Müslümanın müslümanlara karşı güzel kardeşlik, sevgi, muhabbet nişanesi olan vazifelerinden bir tanesi, o hastalanınca ziyaretine gitmek, gönlünü almak, şifa dilemek, onu teselli etmektir. Bunun sevabı çoktur. Özellikle cuma günü yapılırsa, daha da büyük mükâfâtı var. Onun için hasta ziyaretine bir zaman ayıralım! Haftalık yapacağımız işlerin tasarımında, yazdığımız kâğıdımızda veyahut aklımızda, niyetimizde bir bölüm olsun, hasta ziyaretlerini ihmal etmeyelim! Sevgili Peygamber Efendimiz (s.a.v.) bir başka hadis-i şeriflerinde : “Hasta ziyaretinde bulunan kimse, ziyaretten dönünceye kadar cennet meyveleri arasındadır” buyurmuşlar. Hastalar için ise bir müjde şudur: “Mü’min hastalandığı veya yolculuk yaptığı sırada tıpkı sıhhatli ve mukim iken yaptığı ibadetlerin sevabını (yapamamış olsa bile) alır”

Hasta olan insan ziyaretçiyi çok seviyor. Fevkalâde memnun oluyor. Hattâ bir koğuşta birkaç hasta yatıyor. Birisini birileri ziyaret eder de ötekisini ziyaret eden olmazsa, ziyaret edilmeyen de çok üzülüyor, mahzun oluyor. O bakımdan hasta ziyaretini ihmal etmeyelim. Sevgili Peygamber Efendimiz’in sünnetlerinden birisi de hasta ziyaretidir. Hatta Sa’d İbnu Mu’az (Allah ondan razı olsun) Hendek savaşı sırasında kol damarından yaralanınca, Efendimiz (s.a.v.) onun için mescidde bir çadır kurdurdu, tâ ki onunla yakından ilgilenmek ve onu ziyaret edebilmek mümkün olsun.

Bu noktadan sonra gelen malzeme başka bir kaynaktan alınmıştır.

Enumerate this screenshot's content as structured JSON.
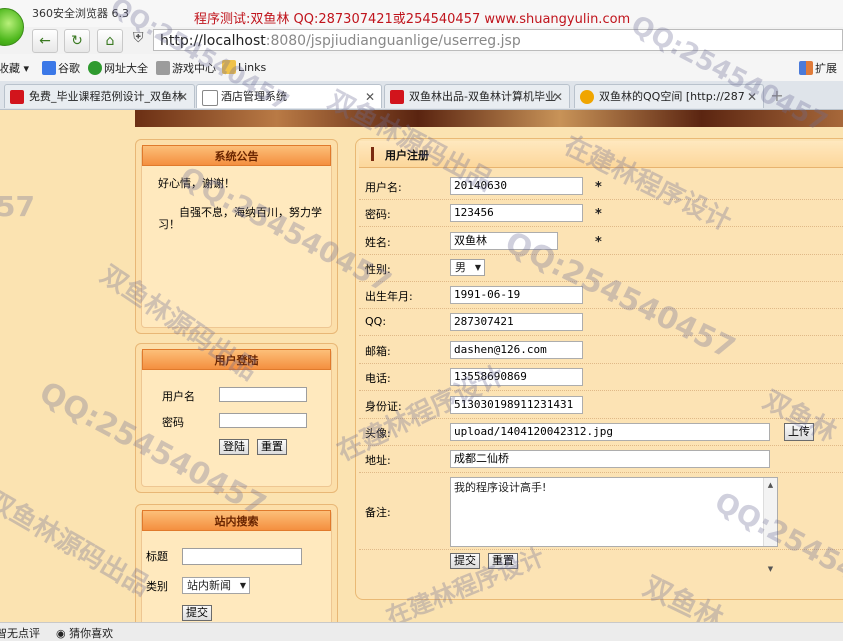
{
  "browser": {
    "app_title": "360安全浏览器 6.3",
    "ad_banner": "程序测试:双鱼林 QQ:287307421或254540457 www.shuangyulin.com",
    "url_host": "http://localhost",
    "url_rest": ":8080/jspjiudianguanlige/userreg.jsp",
    "bookmarks": [
      "收藏",
      "谷歌",
      "网址大全",
      "游戏中心",
      "Links"
    ],
    "extensions_label": "扩展",
    "tabs": [
      {
        "label": "免费_毕业课程范例设计_双鱼林",
        "color": "#d2141c"
      },
      {
        "label": "酒店管理系统",
        "color": "#888888"
      },
      {
        "label": "双鱼林出品-双鱼林计算机毕业",
        "color": "#d2141c"
      },
      {
        "label": "双鱼林的QQ空间 [http://287",
        "color": "#f0a500"
      }
    ],
    "status": [
      "智无点评",
      "猜你喜欢"
    ]
  },
  "notice": {
    "title": "系统公告",
    "line1": "好心情，谢谢！",
    "line2a": "自强不息，海纳百川，努力学",
    "line2b": "习！"
  },
  "login": {
    "title": "用户登陆",
    "username_label": "用户名",
    "password_label": "密码",
    "login_btn": "登陆",
    "reset_btn": "重置"
  },
  "search": {
    "title": "站内搜索",
    "title_label": "标题",
    "category_label": "类别",
    "category_value": "站内新闻",
    "submit_btn": "提交"
  },
  "reg": {
    "title": "用户注册",
    "required_mark": "*",
    "fields": {
      "username": {
        "label": "用户名:",
        "value": "20140630"
      },
      "password": {
        "label": "密码:",
        "value": "123456"
      },
      "name": {
        "label": "姓名:",
        "value": "双鱼林"
      },
      "gender": {
        "label": "性别:",
        "value": "男"
      },
      "birthday": {
        "label": "出生年月:",
        "value": "1991-06-19"
      },
      "qq": {
        "label": "QQ:",
        "value": "287307421"
      },
      "email": {
        "label": "邮箱:",
        "value": "dashen@126.com"
      },
      "phone": {
        "label": "电话:",
        "value": "13558690869"
      },
      "idcard": {
        "label": "身份证:",
        "value": "513030198911231431"
      },
      "avatar": {
        "label": "头像:",
        "value": "upload/1404120042312.jpg"
      },
      "address": {
        "label": "地址:",
        "value": "成都二仙桥"
      },
      "remark": {
        "label": "备注:",
        "value": "我的程序设计高手!"
      }
    },
    "upload_btn": "上传",
    "submit_btn": "提交",
    "reset_btn": "重置"
  },
  "watermarks": {
    "qq1": "QQ:254540457",
    "qq2": "QQ:254540457",
    "qq3": "QQ:254540457",
    "qq4": "QQ:254540457",
    "qq5": "QQ:254540457",
    "qq6": "QQ:25454",
    "qq7": "57",
    "source1": "双鱼林源码出品",
    "source2": "双鱼林源码出品",
    "source3": "双鱼林源码出品",
    "studio1": "在建林程序设计",
    "studio2": "在建林程序设计",
    "studio3": "在建林程序设计",
    "fish1": "双鱼林",
    "fish2": "双鱼林"
  }
}
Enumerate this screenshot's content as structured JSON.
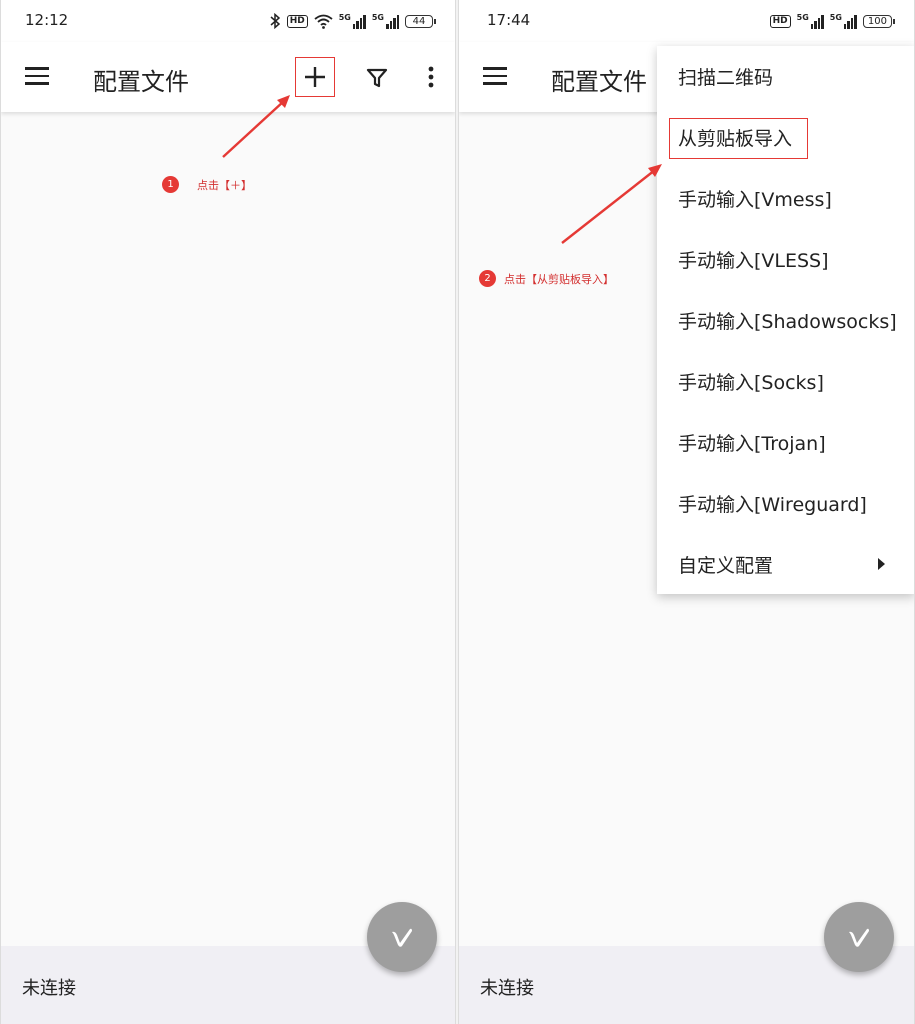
{
  "left": {
    "status_time": "12:12",
    "battery": "44",
    "title": "配置文件",
    "annotation_step": "1",
    "annotation_text": "点击【＋】",
    "connection_status": "未连接"
  },
  "right": {
    "status_time": "17:44",
    "battery": "100",
    "title": "配置文件",
    "annotation_step": "2",
    "annotation_text": "点击【从剪贴板导入】",
    "connection_status": "未连接",
    "menu_items": [
      "扫描二维码",
      "从剪贴板导入",
      "手动输入[Vmess]",
      "手动输入[VLESS]",
      "手动输入[Shadowsocks]",
      "手动输入[Socks]",
      "手动输入[Trojan]",
      "手动输入[Wireguard]",
      "自定义配置"
    ]
  },
  "status_icons": {
    "hd_label": "HD",
    "network_label": "5G"
  },
  "icons": [
    "bluetooth-icon",
    "wifi-icon",
    "menu-icon",
    "add-icon",
    "filter-icon",
    "more-vert-icon",
    "v2ray-icon",
    "chevron-right-icon"
  ],
  "colors": {
    "annotation_red": "#e53935",
    "fab_gray": "#9e9e9e",
    "bottom_bar": "#f0eff4"
  }
}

Hem hastaneleri ziyaret etmekte ibret de vardır. Maalesef günlük telâşlar, alışkanlıklar ve hayatın hızlı olaylarının akışı içinde ahireti unutuyoruz. İnşaallah sıhhatimiz, afiyetimiz hiç bozulmasın, daima sağlıklı yaşayalım ama hayatın gereği her zaman böyle olmuyor.

İnsan hastaneleri ziyaret ettiği zaman, hem o hastalara teselli oluyor, hem de kendisi sağlığının ne kadar önemli, büyük bir nimet olduğunu anlamış oluyor. Bu da çok önemli... Yâni insan içinde yaşadığı nimetin farkına varamayabiliyor. Deniz içindeki balığın, denizi bilmemesi gibi bizler de bazen nimetler denizinin içinde yüzüyoruz da, nimette olduğumuzu düşünemiyor, nimetler elden gidinceye kadar anlayamıyoruz.

Sağlık çok büyük bir nimettir, sağlığın kadrini kıymetini bilmemiz lâzım! Onun için de hastanelere gidip, hastaların neler çektiğini görüp, onlara da acıyıp, "Cenâb-ı Hak bana bu hastalığı vermemiş, çok şükür... Ben Cenâb-ı Hakka şükredeyim, bir de sağlığımın kıymetini bileyim." dememiz lâzım! Ayrıca Sevgili Peygamber Efendimiz (s.a.v.) “Bir hastanın yanına girince, ona sağlık ve uzun ömür temennisiyle onu rahatlatın. Zira böyle yapmak onun gönlünü hoş eder” buyurmuşlardır. Efendimiz (s.a.v.)’in bir başka nasihati de hasta ziyaretinin kısa tutulması ve hastanın yanında gürültüye yol yapacak davranış ve konuşmalardan kaçınılması gereğidir.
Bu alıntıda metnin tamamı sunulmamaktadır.